Rezension

Gene findet seinen Lebenssinn

Die Angehörigen - Katharine Dion

Die Angehörigen
von Katharine Dion

Bewertet mit 3 Sternen

Ed und Gayle Donnelly sowie Gene und Maida Ashe  kennen sich seit dem College. Beide Paare haben früh geheiratet, ihre Kinder gemeinsam aufgezogen und viele Urlaube im Strandhaus der Donnellys verbracht. Dann stirbt Maida plötzlich nach 49 Ehejahren, und Gene fühlt sich völlig schutzlos, fast desorientiert. Er soll für die Trauerfeier einen Nachruf auf seine Frau verfassen und weiß zunächst nichts über sie zu sagen. Die Aufgabe stürzt ihn in tiefe Zweifel. War seine Frau glücklich im Leben, in ihrer Ehe? Von seiner Tochter Dary, zu der er immer ein schwieriges, distanziertes Verhältnis hatte, entfernt er sich immer mehr. Immerhin sorgt sie dafür, dass sich eine Zeit lang die Haushaltshilfe Adele um ihn kümmert. Als sich Gene und Adele näher kommen, wird es für eine Weile leichter für ihn. Ihn plagen allerdings immer noch Zweifel auch angesichts der Erkenntnis, dass es Dinge gibt, von denen alle wussten, nur er nicht. Zwischen  Ed und Maida gab es eine tiefe Verbundenheit, genauso wie Ed sich zu Gayle hingezogen fühlte. Haben sie ihn verraten und betrogen? Allmählich werden auch die Selbstzweifel  immer  stärker.

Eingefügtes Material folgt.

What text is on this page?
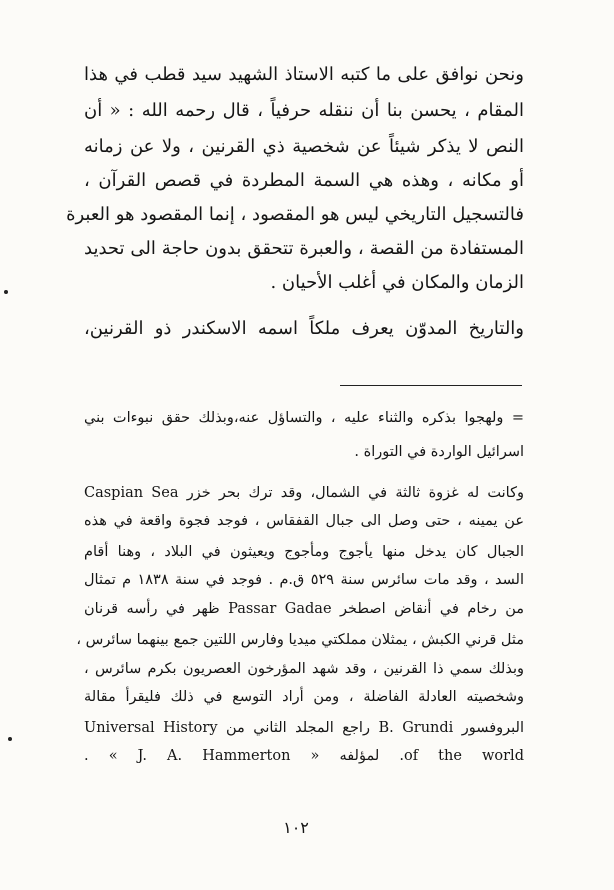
ونحن نوافق على ما كتبه الاستاذ الشهيد سيد قطب في هذا
المقام ، يحسن بنا أن ننقله حرفياً ، قال رحمه الله : « أن
النص لا يذكر شيئاً عن شخصية ذي القرنين ، ولا عن زمانه
أو مكانه ، وهذه هي السمة المطردة في قصص القرآن ،
فالتسجيل التاريخي ليس هو المقصود ، إنما المقصود هو العبرة
المستفادة من القصة ، والعبرة تتحقق بدون حاجة الى تحديد
الزمان والمكان في أغلب الأحيان .
والتاريخ المدوّن يعرف ملكاً اسمه الاسكندر ذو القرنين،
= ولهجوا بذكره والثناء عليه ، والتساؤل عنه،وبذلك حقق نبوءات بني
اسرائيل الواردة في التوراة .
وكانت له غزوة ثالثة في الشمال، وقد ترك بحر خزر Caspian Sea
عن يمينه ، حتى وصل الى جبال القفقاس ، فوجد فجوة واقعة في هذه
الجبال كان يدخل منها يأجوج ومأجوج ويعيثون في البلاد ، وهنا أقام
السد ، وقد مات سائرس سنة ٥٢٩ ق.م . فوجد في سنة ١٨٣٨ م تمثال
من رخام في أنقاض اصطخر Passar Gadae ظهر في رأسه قرنان
مثل قرني الكبش ، يمثلان مملكتي ميديا وفارس اللتين جمع بينهما سائرس ،
وبذلك سمي ذا القرنين ، وقد شهد المؤرخون العصريون بكرم سائرس ،
وشخصيته العادلة الفاضلة ، ومن أراد التوسع في ذلك فليقرأ مقالة
البروفسور B. Grundi راجع المجلد الثاني من Universal History
of the world. لمؤلفه « J. A. Hammerton » .
١٠٢
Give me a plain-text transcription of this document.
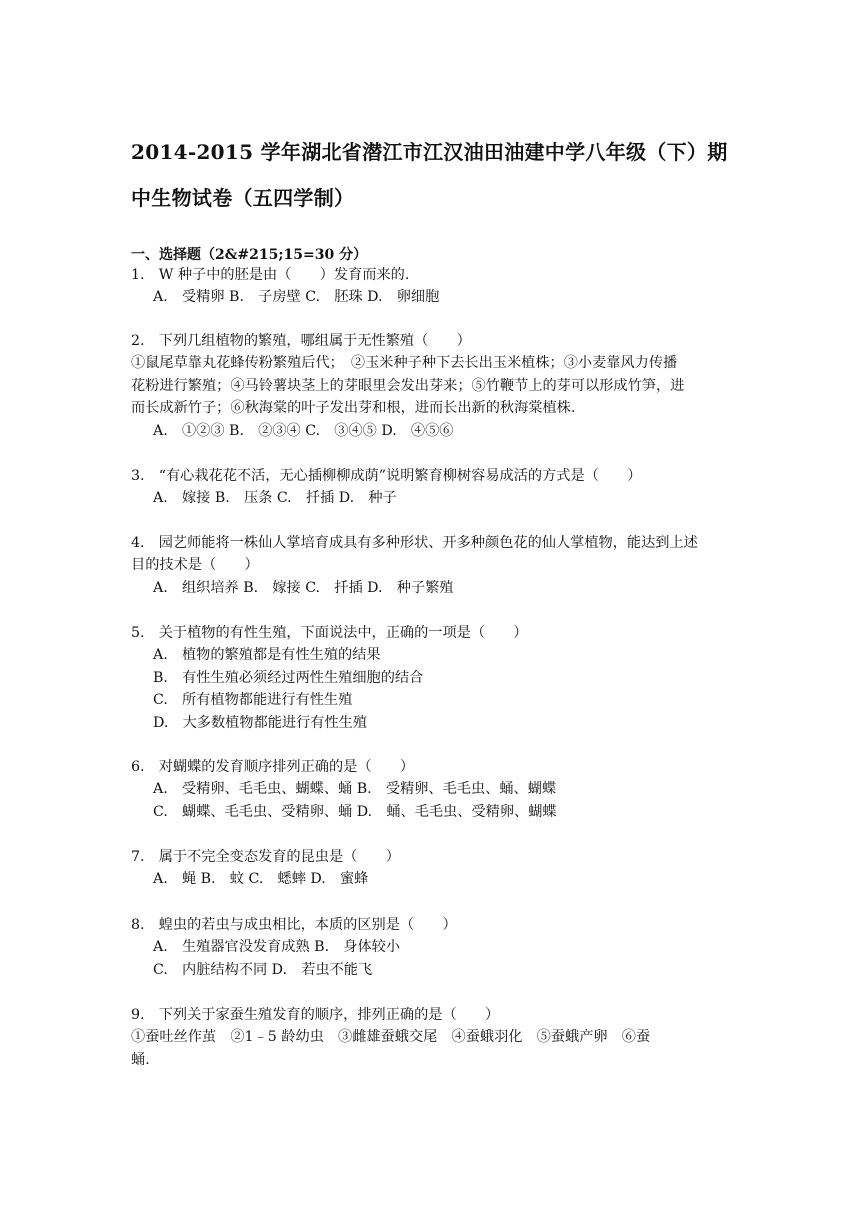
2014-2015 学年湖北省潜江市江汉油田油建中学八年级（下）期
中生物试卷（五四学制）
一、选择题（2&#215;15=30 分）
1.　W 种子中的胚是由（　　）发育而来的.
A.　受精卵 B.　子房壁 C.　胚珠 D.　卵细胞
2.　下列几组植物的繁殖，哪组属于无性繁殖（　　）
①鼠尾草靠丸花蜂传粉繁殖后代；　②玉米种子种下去长出玉米植株；③小麦靠风力传播
花粉进行繁殖；④马铃薯块茎上的芽眼里会发出芽来；⑤竹鞭节上的芽可以形成竹笋，进
而长成新竹子；⑥秋海棠的叶子发出芽和根，进而长出新的秋海棠植株.
A.　①②③ B.　②③④ C.　③④⑤ D.　④⑤⑥
3.　“有心栽花花不活，无心插柳柳成荫”说明繁育柳树容易成活的方式是（　　）
A.　嫁接 B.　压条 C.　扦插 D.　种子
4.　园艺师能将一株仙人掌培育成具有多种形状、开多种颜色花的仙人掌植物，能达到上述
目的技术是（　　）
A.　组织培养 B.　嫁接 C.　扦插 D.　种子繁殖
5.　关于植物的有性生殖，下面说法中，正确的一项是（　　）
A.　植物的繁殖都是有性生殖的结果
B.　有性生殖必须经过两性生殖细胞的结合
C.　所有植物都能进行有性生殖
D.　大多数植物都能进行有性生殖
6.　对蝴蝶的发育顺序排列正确的是（　　）
A.　受精卵、毛毛虫、蝴蝶、蛹 B.　受精卵、毛毛虫、蛹、蝴蝶
C.　蝴蝶、毛毛虫、受精卵、蛹 D.　蛹、毛毛虫、受精卵、蝴蝶
7.　属于不完全变态发育的昆虫是（　　）
A.　蝇 B.　蚊 C.　蟋蟀 D.　蜜蜂
8.　蝗虫的若虫与成虫相比，本质的区别是（　　）
A.　生殖器官没发育成熟 B.　身体较小
C.　内脏结构不同 D.　若虫不能飞
9.　下列关于家蚕生殖发育的顺序，排列正确的是（　　）
①蚕吐丝作茧　②1﹣5 龄幼虫　③雌雄蚕蛾交尾　④蚕蛾羽化　⑤蚕蛾产卵　⑥蚕
蛹.
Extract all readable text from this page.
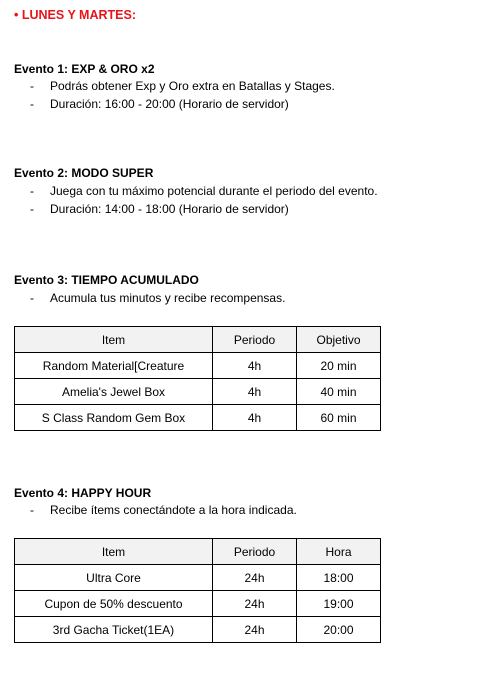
• LUNES Y MARTES:
Evento 1: EXP & ORO x2
- Podrás obtener Exp y Oro extra en Batallas y Stages.
- Duración: 16:00 - 20:00 (Horario de servidor)
Evento 2: MODO SUPER
- Juega con tu máximo potencial durante el periodo del evento.
- Duración: 14:00 - 18:00 (Horario de servidor)
Evento 3: TIEMPO ACUMULADO
- Acumula tus minutos y recibe recompensas.
Item	Periodo	Objetivo
Random Material[Creature	4h	20 min
Amelia's Jewel Box	4h	40 min
S Class Random Gem Box	4h	60 min
Evento 4: HAPPY HOUR
- Recibe ítems conectándote a la hora indicada.
Item	Periodo	Hora
Ultra Core	24h	18:00
Cupon de 50% descuento	24h	19:00
3rd Gacha Ticket(1EA)	24h	20:00
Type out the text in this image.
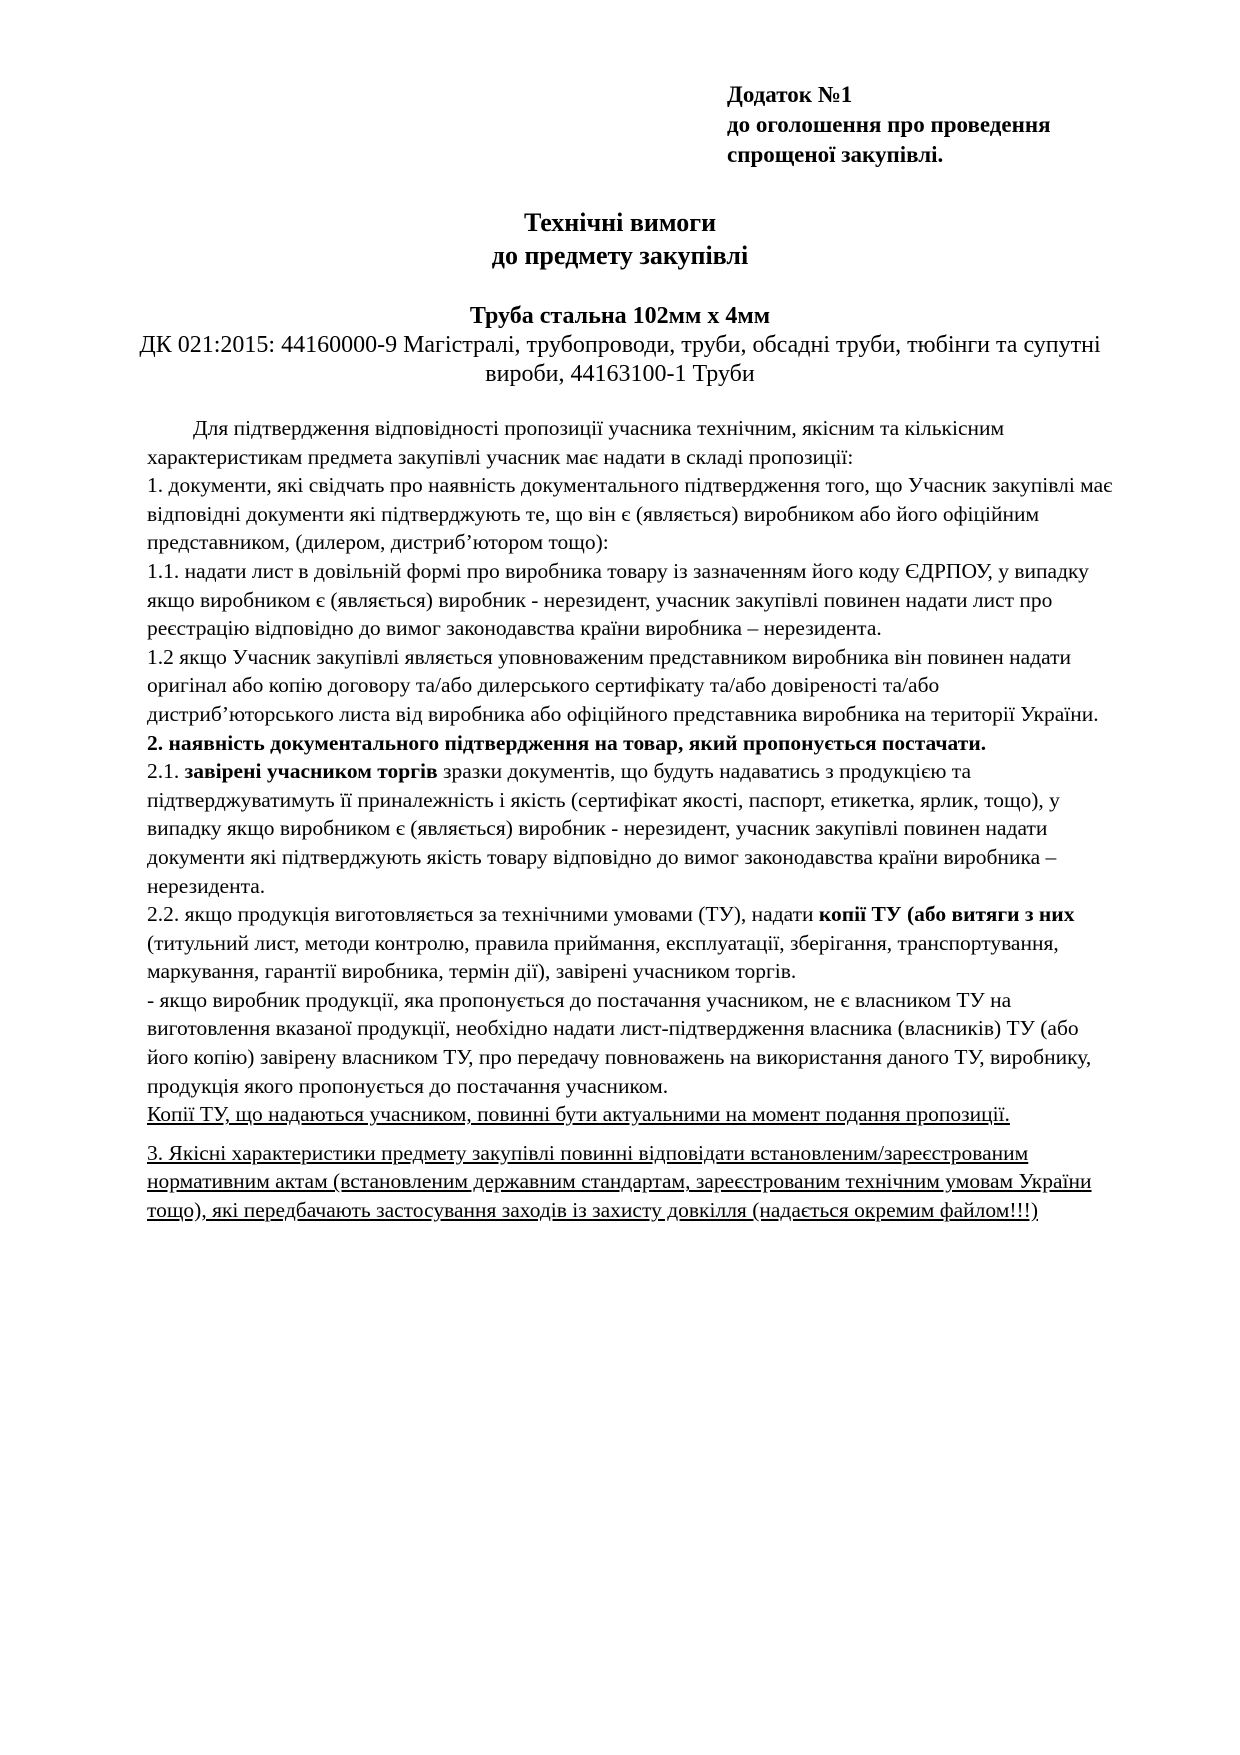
Додаток №1
до оголошення про проведення
спрощеної закупівлі.
Технічні вимоги
до предмету закупівлі
Труба стальна 102мм х 4мм
ДК 021:2015: 44160000-9 Магістралі, трубопроводи, труби, обсадні труби, тюбінги та супутні
вироби, 44163100-1 Труби
Для підтвердження відповідності пропозиції учасника технічним, якісним та кількісним
характеристикам предмета закупівлі учасник має надати в складі пропозиції:
1. документи, які свідчать про наявність документального підтвердження того, що Учасник закупівлі має
відповідні документи які підтверджують те, що він є (являється) виробником або його офіційним
представником, (дилером, дистриб’ютором тощо):
1.1. надати лист в довільній формі про виробника товару із зазначенням його коду ЄДРПОУ, у випадку
якщо виробником є (являється) виробник - нерезидент, учасник закупівлі повинен надати лист про
реєстрацію відповідно до вимог законодавства країни виробника – нерезидента.
1.2 якщо Учасник закупівлі являється уповноваженим представником виробника він повинен надати
оригінал або копію договору та/або дилерського сертифікату та/або довіреності та/або
дистриб’юторського листа від виробника або офіційного представника виробника на території України.
2. наявність документального підтвердження на товар, який пропонується постачати.
2.1. завірені учасником торгів зразки документів, що будуть надаватись з продукцією та
підтверджуватимуть її приналежність і якість (сертифікат якості, паспорт, етикетка, ярлик, тощо), у
випадку якщо виробником є (являється) виробник - нерезидент, учасник закупівлі повинен надати
документи які підтверджують якість товару відповідно до вимог законодавства країни виробника –
нерезидента.
2.2. якщо продукція виготовляється за технічними умовами (ТУ), надати копії ТУ (або витяги з них
(титульний лист, методи контролю, правила приймання, експлуатації, зберігання, транспортування,
маркування, гарантії виробника, термін дії), завірені учасником торгів.
- якщо виробник продукції, яка пропонується до постачання учасником, не є власником ТУ на
виготовлення вказаної продукції, необхідно надати лист-підтвердження власника (власників) ТУ (або
його копію) завірену власником ТУ, про передачу повноважень на використання даного ТУ, виробнику,
продукція якого пропонується до постачання учасником.
Копії ТУ, що надаються учасником, повинні бути актуальними на момент подання пропозиції.
3. Якісні характеристики предмету закупівлі повинні відповідати встановленим/зареєстрованим
нормативним актам (встановленим державним стандартам, зареєстрованим технічним умовам України
тощо), які передбачають застосування заходів із захисту довкілля (надається окремим файлом!!!)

Hat er selbst das Leben gelebt, das er für sich wollte, oder hat er sich immer viel zu sehr den Erwartungen anderer angepasst? Er erkennt, dass auch die Antworten auf all seine quälenden Fragen nichts ändern würden, dass man weder plötzlich ein ganz anderes Leben führen kann als das, das man nun mal hat noch rückwirkend irgendetwas an dem gelebten Leben verändern kann. Irgendwann will er manche Antworten nicht  mehr hören. Er kann es sich auch aus gesundheitlichen Gründen gar nicht leisten, seinen Seelenfrieden in dieser letzten Phase seines Lebens zu zerstören, indem er immer weiter nach einer möglicherweise unangenehmen Wahrheit sucht. 
Katherine Dion ist ein teilweise berührendes Buch gelungen, das auch den Leser über die angeschnittenen Themen nachdenken lässt, vor allem über die Frage, wie gut wir die Menschen wirklich kennen, die uns eigentlich nahestehen sollten. Dions Debütroman ist interessant, aber nicht besonders spannend, zumal der Leser, der aufgrund des Klappentextes spektakuläre Enthüllungen erwartet, enttäuscht wird. Am Ende der überwiegend ziemlich traurigen Geschichte über Verlust und Trauer wird der Leser durch Genes späte Erkenntnis versöhnt, dass sich sein Leben  “nicht als das erträumte erwies, sondern schlicht als jenes, das er geführt hatte.“ ( S. 278). Könnte sein Lebenssinn nichts weiter gewesen sein, als der Wunsch, niemals allein zu sein?